August 10th, 2005 by Jamie Estep
Why would you ever lease processing equipment?
Filed in: Credit Card Equipment, Merchant Accounts, My Favorite Posts | 2 comments
Gone are the days of businesses needing to lease credit card processing equipment. It was once a common practice for a business that was looking to start accepting credit cards, to lease their first credit card terminal. The leases usually ran anywhere from $30 – $75 / month for three or four years, for the use of the processing equipment. In the past, leasing was a major cash flow source for merchant service providers. Eventually businesses began to shop and found that they were paying way too much for their processing equipment, often more than ten times what the equipment was worth.
Thankfully, the internet has provided businesses with instant access to near wholesale prices on processing equipment. Now, any business can get low prices on credit card equipment and literally save their business thousands of dollars. This leads to the question, why would any business lease processing equipment.
In reality there are bad businesses out there. These businesses aren’t out there to provide a good service or product, or even to help their customers in any way. Their main and only purpose is to take your money, and they have no regrets about doing it. What is also unfortunate is that many of these companies are ones that many people trust with their money. Large banks seem to be a very common culprit, but are not the only perpetrator.
Example: A customer contacted me about getting setup processing credit cards. They were processing through a large, highly trusted, national bank chain, which I will refrain from naming, although I would really like to. They were processing on a Nurit 2085, which we sell for $265. They were locked into a forty-eight month lease. This lease cost them $300 to setup and $49 / month. If you calculate the cost that they would pay for this simple, relatively cheap terminal, it was going to cost them over $2,600. That’s $2,300 more than the terminal is worth. That is the equivalent of buying a $16,000 car for over $150,000 which is absolutely insane. What’s even worse, is that even after forty-eight months, they still did not own the terminal as this was not a lease to own.
This may be an extreme case of a customer being ripped of by leasing equipment, but this type of lease is not uncommon. Thankfully the industry standard lease is well below this absurd amount.
Nurit 2085 Example Lease:
Purchase Outright: $265.00
Lease: $24.95 / month for 48 months.
$24.95 x 48 = $1197.60
Wireless Nurit 8000 Example Lease:
Purchase Outright: $779.00
Lease: $39.95 / month for 48 months.
$39.95 x 48 = $1917.60
The point is that you will pay significantly more if you lease equipment when compared to purchasing it outright. Look at the picture, what may sound like a good idea, seems ridiculous when applied to a larger scale. You also may not be in a contract to actually own the equipment that you are paying so much for. If you have to lease, make absolutely sure that is it your last option. Find a company that will give you the lowest possible lease, and ensure that it is a lease-to-own. Most importantly, shop around.

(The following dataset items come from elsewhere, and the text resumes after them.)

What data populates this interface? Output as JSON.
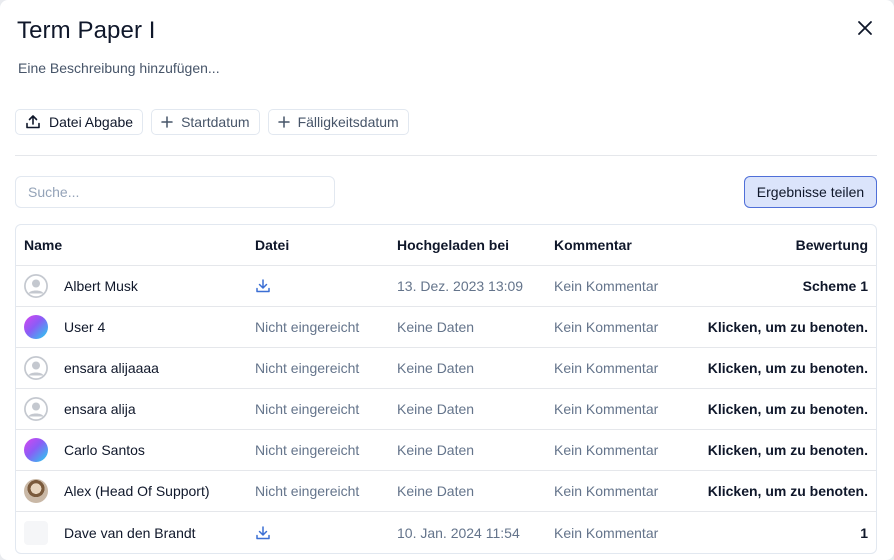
{
  "modal": {
    "title": "Term Paper I",
    "description_placeholder": "Eine Beschreibung hinzufügen..."
  },
  "actions": {
    "submission": "Datei Abgabe",
    "start_date": "Startdatum",
    "due_date": "Fälligkeitsdatum"
  },
  "search": {
    "placeholder": "Suche..."
  },
  "share_button": "Ergebnisse teilen",
  "table": {
    "headers": {
      "name": "Name",
      "file": "Datei",
      "uploaded": "Hochgeladen bei",
      "comment": "Kommentar",
      "grade": "Bewertung"
    },
    "rows": [
      {
        "name": "Albert Musk",
        "avatar": "default-user-avatar",
        "file": "download-icon",
        "uploaded": "13. Dez. 2023 13:09",
        "comment": "Kein Kommentar",
        "grade": "Scheme 1"
      },
      {
        "name": "User 4",
        "avatar": "gradient-avatar",
        "file": "Nicht eingereicht",
        "uploaded": "Keine Daten",
        "comment": "Kein Kommentar",
        "grade": "Klicken, um zu benoten."
      },
      {
        "name": "ensara alijaaaa",
        "avatar": "default-user-avatar",
        "file": "Nicht eingereicht",
        "uploaded": "Keine Daten",
        "comment": "Kein Kommentar",
        "grade": "Klicken, um zu benoten."
      },
      {
        "name": "ensara alija",
        "avatar": "default-user-avatar",
        "file": "Nicht eingereicht",
        "uploaded": "Keine Daten",
        "comment": "Kein Kommentar",
        "grade": "Klicken, um zu benoten."
      },
      {
        "name": "Carlo Santos",
        "avatar": "gradient-avatar",
        "file": "Nicht eingereicht",
        "uploaded": "Keine Daten",
        "comment": "Kein Kommentar",
        "grade": "Klicken, um zu benoten."
      },
      {
        "name": "Alex (Head Of Support)",
        "avatar": "photo-avatar",
        "file": "Nicht eingereicht",
        "uploaded": "Keine Daten",
        "comment": "Kein Kommentar",
        "grade": "Klicken, um zu benoten."
      },
      {
        "name": "Dave van den Brandt",
        "avatar": "blank-avatar",
        "file": "download-icon",
        "uploaded": "10. Jan. 2024 11:54",
        "comment": "Kein Kommentar",
        "grade": "1"
      }
    ]
  },
  "colors": {
    "accent_border": "#4f6fd8",
    "accent_bg": "#dbe4fb",
    "download_icon": "#3b6fd4",
    "muted_text": "#64748b"
  }
}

Also keep in mind, that if you find a “too good to be true” company, it most likely is.
Equipment is the best type of loan for budgetting purposes. Its good to save.
I actually just finished a similar article and I agree, if you can afford it, always buy the equipment. Usually it’s if you need a lot of equipment for a startup, and have the tax liability to deduct and want to factor in the depreciation faster. On a 3 year lease you can take 100 percent depreciation in 3 years compared to the IRS usual requirement of 5-7 years.
With that factored in, you’re still paying interest that’s somewhere between a bank loan and a credit card.